Author Contributions
H.H. and D.B. suggested to investigate early warning signals in the context of COVID-19. F.D. analyzed the data, conducted the simulation study, and wrote the first draft of the manuscript. J.D. provided valuable advice on the data analysis and simulation study. F.D., H.H., D.B., and J.D. wrote the manuscript. All authors read and approved the submitted version of the paper. They also declare that there were no conflicts of interest.
Funding
F.D. was supported by ZonMw project 10430022010001.

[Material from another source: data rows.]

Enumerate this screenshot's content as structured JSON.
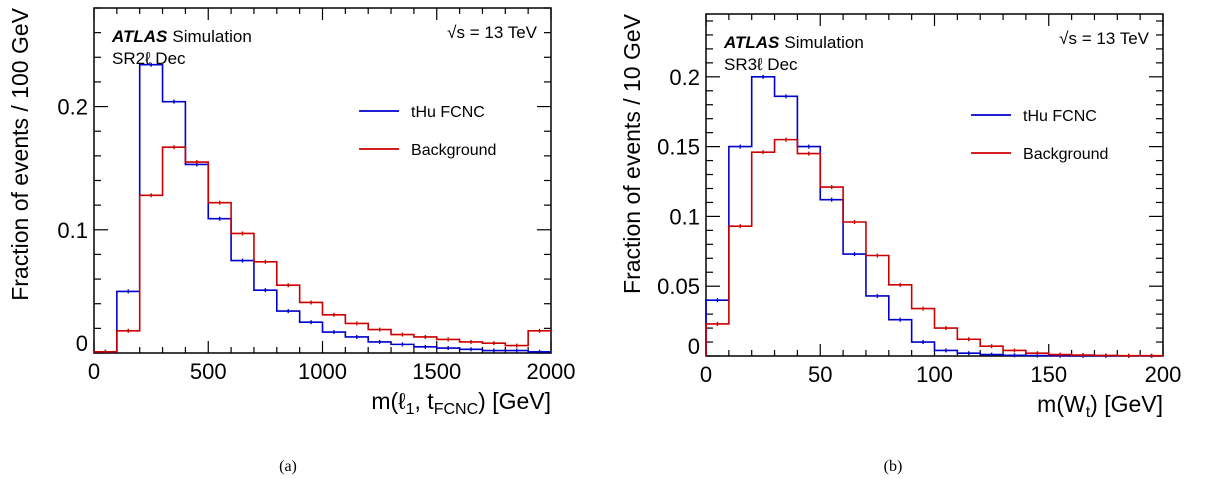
{
  "chart_data": [
    {
      "type": "line",
      "panel_label": "(a)",
      "experiment": "ATLAS",
      "experiment_tag": "Simulation",
      "energy_label": "√s = 13 TeV",
      "region_label": "SR2ℓ Dec",
      "ylabel": "Fraction of events / 100 GeV",
      "xlabel_main": "m(ℓ",
      "xlabel_sub1": "1",
      "xlabel_mid": ", t",
      "xlabel_sub2": "FCNC",
      "xlabel_end": ") [GeV]",
      "xlim": [
        0,
        2000
      ],
      "ylim": [
        0,
        0.28
      ],
      "xticks": [
        0,
        500,
        1000,
        1500,
        2000
      ],
      "xtick_labels": [
        "0",
        "500",
        "1000",
        "1500",
        "2000"
      ],
      "yticks": [
        0,
        0.1,
        0.2
      ],
      "ytick_labels": [
        "0",
        "0.1",
        "0.2"
      ],
      "bin_edges": [
        0,
        100,
        200,
        300,
        400,
        500,
        600,
        700,
        800,
        900,
        1000,
        1100,
        1200,
        1300,
        1400,
        1500,
        1600,
        1700,
        1800,
        1900,
        2000
      ],
      "series": [
        {
          "name": "tHu FCNC",
          "color": "#0000cc",
          "values": [
            0.001,
            0.05,
            0.234,
            0.204,
            0.153,
            0.109,
            0.075,
            0.051,
            0.034,
            0.025,
            0.017,
            0.013,
            0.009,
            0.007,
            0.005,
            0.004,
            0.003,
            0.002,
            0.002,
            0.001
          ]
        },
        {
          "name": "Background",
          "color": "#cc0000",
          "values": [
            0.001,
            0.018,
            0.128,
            0.167,
            0.155,
            0.122,
            0.097,
            0.074,
            0.055,
            0.041,
            0.031,
            0.024,
            0.019,
            0.015,
            0.013,
            0.011,
            0.009,
            0.008,
            0.006,
            0.018
          ]
        }
      ],
      "legend": "right"
    },
    {
      "type": "line",
      "panel_label": "(b)",
      "experiment": "ATLAS",
      "experiment_tag": "Simulation",
      "energy_label": "√s = 13 TeV",
      "region_label": "SR3ℓ Dec",
      "ylabel": "Fraction of events / 10 GeV",
      "xlabel_main": "m(W",
      "xlabel_sub1": "t",
      "xlabel_end": ") [GeV]",
      "xlim": [
        0,
        200
      ],
      "ylim": [
        0,
        0.245
      ],
      "xticks": [
        0,
        50,
        100,
        150,
        200
      ],
      "xtick_labels": [
        "0",
        "50",
        "100",
        "150",
        "200"
      ],
      "yticks": [
        0,
        0.05,
        0.1,
        0.15,
        0.2
      ],
      "ytick_labels": [
        "0",
        "0.05",
        "0.1",
        "0.15",
        "0.2"
      ],
      "bin_edges": [
        0,
        10,
        20,
        30,
        40,
        50,
        60,
        70,
        80,
        90,
        100,
        110,
        120,
        130,
        140,
        150,
        160,
        170,
        180,
        190,
        200
      ],
      "series": [
        {
          "name": "tHu FCNC",
          "color": "#0000cc",
          "values": [
            0.04,
            0.15,
            0.2,
            0.186,
            0.15,
            0.112,
            0.073,
            0.043,
            0.026,
            0.01,
            0.004,
            0.002,
            0.001,
            0.0005,
            0.0003,
            0.0002,
            0.0001,
            0.0001,
            0.0001,
            0.0001
          ]
        },
        {
          "name": "Background",
          "color": "#cc0000",
          "values": [
            0.023,
            0.093,
            0.146,
            0.155,
            0.145,
            0.121,
            0.096,
            0.072,
            0.051,
            0.034,
            0.02,
            0.012,
            0.007,
            0.004,
            0.002,
            0.001,
            0.0007,
            0.0004,
            0.0002,
            0.0002
          ]
        }
      ],
      "legend": "right"
    }
  ]
}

A Estimation of Rt across European Countries
Figures 6-9 show countries and their estimated effective reproductive number, with vertical lines indicating the time period on which we computed early warning indicators.
B Sensitivity Analyses
Figures 11-20 show sensitivity analyses for the ten early warning indicators across different rolling window sizes for detrending and estimation.
Footnotes
↵1 We analyzed countries in the EU, excluding Spain because of a strong weekend reporting effect that presented difficulties for model convergence, as well as the United Kingdom.